Hope, as defined by good old Webster’s, is: “a desire accompanied by expectation of or belief in fulfillment.”
Hope is perhaps the single greatest benefit that could be bestowed upon another person, and this job allows me to hope so very much. There are a lot of negatives in a daily CNN viewing – people seem to be pretty messed up on this planet. here are so many people fighting for freedoms, against violence and just for the right to gain more education that it is actually heart-breaking. I look around at times and wonder: WHAT IS GOING ON? People can’t shop at a mall safely. Countries are maiming and killing their own. Schools spend so much time trying to answer to the state that they don’t get an opportunity to create a love of learning. I could go on and on … and sometimes, for just moments, I do. I get so discouraged. It all feels like it is never going to get better.

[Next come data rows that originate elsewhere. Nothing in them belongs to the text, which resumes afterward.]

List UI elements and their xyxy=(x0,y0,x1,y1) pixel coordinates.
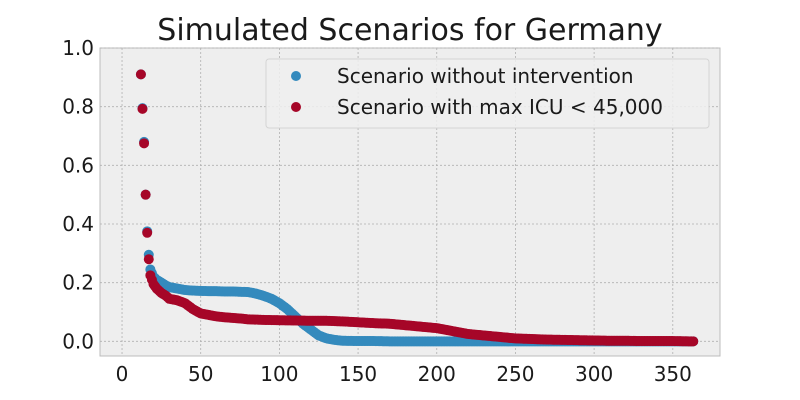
y-axis: 0.0 0.2 0.4 0.6 0.8 1.0 xyxy=(62,36,94,353)
data-point xyxy=(688,336,699,347)
data-point xyxy=(143,254,154,265)
data-point xyxy=(140,189,151,200)
x-tick-label: 50 xyxy=(188,362,213,386)
data-point xyxy=(142,227,153,238)
data-point xyxy=(137,103,148,114)
y-tick-label: 0.6 xyxy=(62,153,94,177)
legend-marker-series-0 xyxy=(291,71,301,81)
x-tick-label: 250 xyxy=(496,362,534,386)
x-axis: 0 50 100 150 200 250 300 350 xyxy=(116,362,692,386)
x-tick-label: 150 xyxy=(339,362,377,386)
y-tick-label: 1.0 xyxy=(62,36,94,60)
x-tick-label: 100 xyxy=(260,362,298,386)
data-point xyxy=(139,138,150,149)
legend-label-series-1: Scenario with max ICU < 45,000 xyxy=(337,95,663,119)
x-tick-label: 200 xyxy=(418,362,456,386)
series-layer xyxy=(135,69,699,347)
x-tick-label: 300 xyxy=(575,362,613,386)
x-tick-label: 350 xyxy=(654,362,692,386)
legend: Scenario without intervention Scenario w… xyxy=(265,58,710,129)
legend-label-series-0: Scenario without intervention xyxy=(337,64,634,88)
y-tick-label: 0.2 xyxy=(62,271,94,295)
y-tick-label: 0.4 xyxy=(62,212,94,236)
series-1 xyxy=(135,69,699,347)
legend-marker-series-1 xyxy=(291,102,301,112)
y-tick-label: 0.8 xyxy=(62,95,94,119)
x-tick-label: 0 xyxy=(116,362,129,386)
data-point xyxy=(135,69,146,80)
chart-title: Simulated Scenarios for Germany xyxy=(157,13,662,48)
y-tick-label: 0.0 xyxy=(62,329,94,353)
legend-box xyxy=(265,58,710,129)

But then it happens. I talk to one of my staff members from the summer and I realize that there is so much ahead. I know that working with children allows most people to gain some wistful thoughts about the future, but I am not talking about that. I am talking about being so blessed as to meet the next generation of people who are going to make this world a better place. I am talking about the letters I get to write to City Year, Avodah, Teach for America and other year-long volunteer programs that my staff are hoping to get into. I speak to them and they talk about taking a year off to work in organic farming, volunteer for an environmental company, or take a year to live in another country to educate people and gain knowledge about what is “out there.” These 20-somethings are not getting arrested for DUIs or creating havoc, they are not blasé about the world around them; they are creating change and working towards the betterment of others.

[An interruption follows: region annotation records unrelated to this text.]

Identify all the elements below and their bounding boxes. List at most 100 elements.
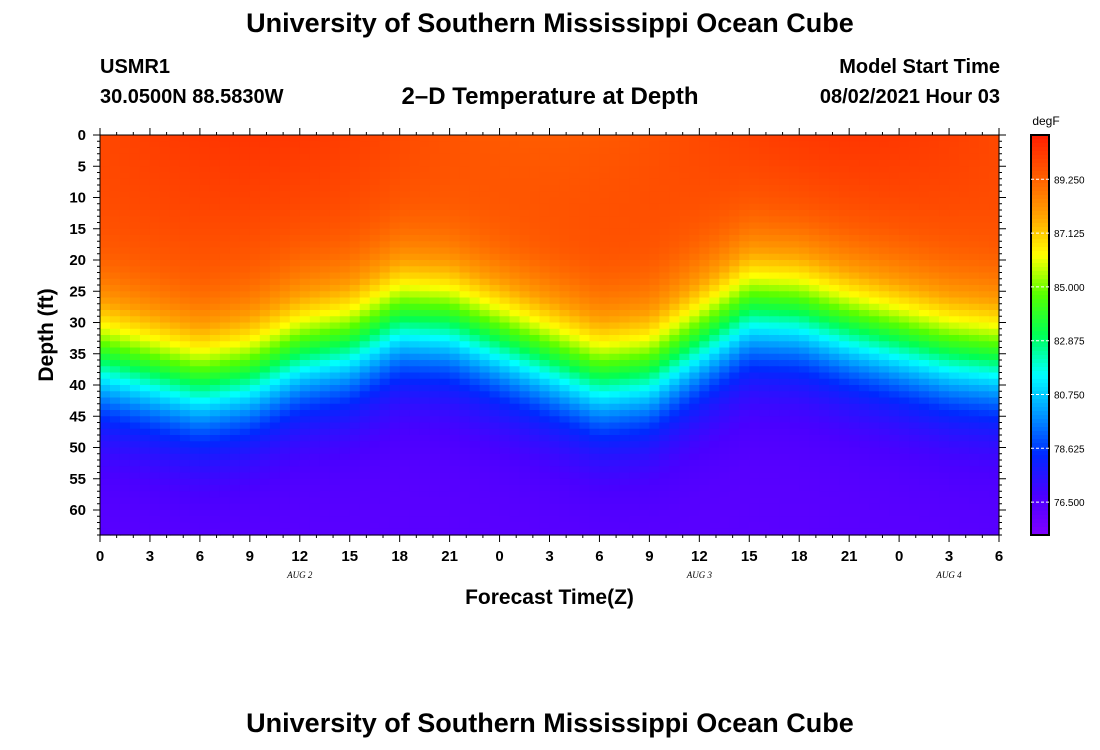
heatmap-cell [169, 297, 181, 305]
heatmap-cell [699, 472, 710, 480]
heatmap-cell [359, 203, 371, 211]
heatmap-cell [159, 166, 171, 174]
heatmap-cell [699, 422, 710, 430]
heatmap-cell [449, 347, 461, 355]
heatmap-cell [369, 391, 381, 399]
heatmap-cell [779, 491, 790, 499]
heatmap-cell [119, 310, 131, 317]
heatmap-cell [629, 316, 640, 324]
heatmap-cell [479, 297, 491, 305]
heatmap-cell [409, 260, 421, 267]
heatmap-cell [769, 416, 780, 424]
heatmap-cell [629, 385, 640, 392]
heatmap-cell [279, 366, 291, 374]
heatmap-cell [179, 516, 191, 524]
heatmap-cell [729, 472, 740, 480]
heatmap-cell [849, 472, 860, 480]
heatmap-cell [829, 341, 840, 349]
heatmap-cell [119, 160, 131, 167]
heatmap-cell [319, 528, 331, 536]
heatmap-cell [499, 528, 511, 536]
heatmap-cell [829, 503, 840, 511]
heatmap-cell [459, 372, 471, 380]
heatmap-cell [309, 328, 321, 336]
heatmap-cell [349, 178, 361, 186]
heatmap-cell [439, 472, 451, 480]
heatmap-cell [119, 528, 131, 536]
heatmap-cell [619, 247, 631, 255]
heatmap-cell [839, 210, 850, 217]
heatmap-cell [769, 460, 780, 467]
heatmap-cell [839, 503, 850, 511]
heatmap-cell [109, 372, 121, 380]
heatmap-cell [369, 397, 381, 405]
heatmap-cell [499, 260, 511, 267]
heatmap-cell [179, 522, 191, 530]
heatmap-cell [669, 172, 680, 180]
heatmap-cell [839, 316, 850, 324]
heatmap-cell [249, 147, 261, 155]
heatmap-cell [829, 153, 840, 161]
heatmap-cell [649, 466, 660, 474]
heatmap-cell [309, 228, 321, 236]
heatmap-cell [499, 435, 511, 442]
heatmap-cell [339, 378, 351, 386]
heatmap-cell [189, 478, 201, 486]
heatmap-cell [489, 197, 501, 205]
heatmap-cell [379, 210, 391, 217]
heatmap-cell [329, 210, 341, 217]
heatmap-cell [419, 522, 431, 530]
heatmap-cell [639, 472, 650, 480]
heatmap-cell [429, 166, 441, 174]
heatmap-cell [189, 297, 201, 305]
heatmap-cell [499, 272, 511, 280]
heatmap-cell [769, 322, 780, 330]
heatmap-cell [839, 441, 850, 449]
heatmap-cell [769, 228, 780, 236]
heatmap-cell [319, 160, 331, 167]
heatmap-cell [859, 297, 870, 305]
heatmap-cell [829, 378, 840, 386]
heatmap-cell [489, 397, 501, 405]
heatmap-cell [349, 335, 361, 342]
heatmap-cell [599, 322, 611, 330]
heatmap-cell [639, 347, 650, 355]
heatmap-cell [439, 510, 451, 517]
heatmap-cell [719, 397, 730, 405]
heatmap-cell [589, 347, 601, 355]
heatmap-cell [399, 435, 411, 442]
heatmap-cell [699, 503, 710, 511]
heatmap-cell [669, 435, 680, 442]
heatmap-cell [579, 378, 591, 386]
heatmap-cell [579, 197, 591, 205]
heatmap-cell [519, 360, 531, 367]
heatmap-cell [219, 178, 231, 186]
heatmap-cell [269, 491, 281, 499]
heatmap-cell [329, 178, 341, 186]
heatmap-cell [659, 172, 670, 180]
heatmap-cell [479, 235, 491, 242]
heatmap-cell [169, 147, 181, 155]
heatmap-cell [779, 328, 790, 336]
heatmap-cell [869, 497, 880, 505]
heatmap-cell [809, 253, 820, 261]
heatmap-cell [829, 241, 840, 249]
heatmap-cell [549, 428, 561, 436]
heatmap-cell [429, 410, 441, 417]
heatmap-cell [449, 416, 461, 424]
heatmap-cell [609, 403, 621, 411]
heatmap-cell [309, 397, 321, 405]
heatmap-cell [269, 141, 281, 149]
heatmap-cell [719, 197, 730, 205]
heatmap-cell [569, 285, 581, 292]
heatmap-cell [299, 353, 311, 361]
heatmap-cell [599, 472, 611, 480]
heatmap-cell [339, 253, 351, 261]
heatmap-cell [349, 360, 361, 367]
heatmap-cell [839, 466, 850, 474]
heatmap-cell [509, 153, 521, 161]
heatmap-cell [499, 241, 511, 249]
heatmap-cell [309, 472, 321, 480]
heatmap-cell [109, 216, 121, 224]
heatmap-cell [259, 310, 271, 317]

As camping professionals, we use the term “role model” for our staff. We talk with them about how the kids need to look up to them. But I don’t think it ever dawned on me that they are my role models too. These young people are what keep me positive and aware. They inform me about things that I sometimes have stopped paying attention to in my cynical views of the world. These young adults keep me HOPEFUL. They don’t let the world beat them down; they fight it, they know they can make a difference, and they give me back my idealism. Who would have thought it? I spend hours in a year creating an orientation for them to know how to work with children and all along they are giving me one of life’s greatest gifts just by being themselves.
Whether it be a video sent to me where ten of my former staff are celebrating Shabbat together and just wanted me to know that camp made a difference, or a staff member from 20 years ago posts a Facebook message that they are working with children who learn differently and that camp made the difference for them to chose that career, or even when I reconnect with my own peers from my days of being a camp counselor and I realize that, well, these people are the good ones, the ones who are doing things that make this world a more productive, compassionate, and better place. My staff call during their own time to let me know that two campers are having an issue on-line and how can they help. They ask me about what the adulthood thing is really like and are there any secrets to making it all work. They care for and about each other and others. They make me proud. With that pride comes a realization that something good is happening in these summer homes. We are not merely helping families and children through their search for a Jewish connection or a place where kids can be better than they get to be in their everyday lives. We are allowing these staff to create glimmers of positivity. They are learning and being and creating HOPE.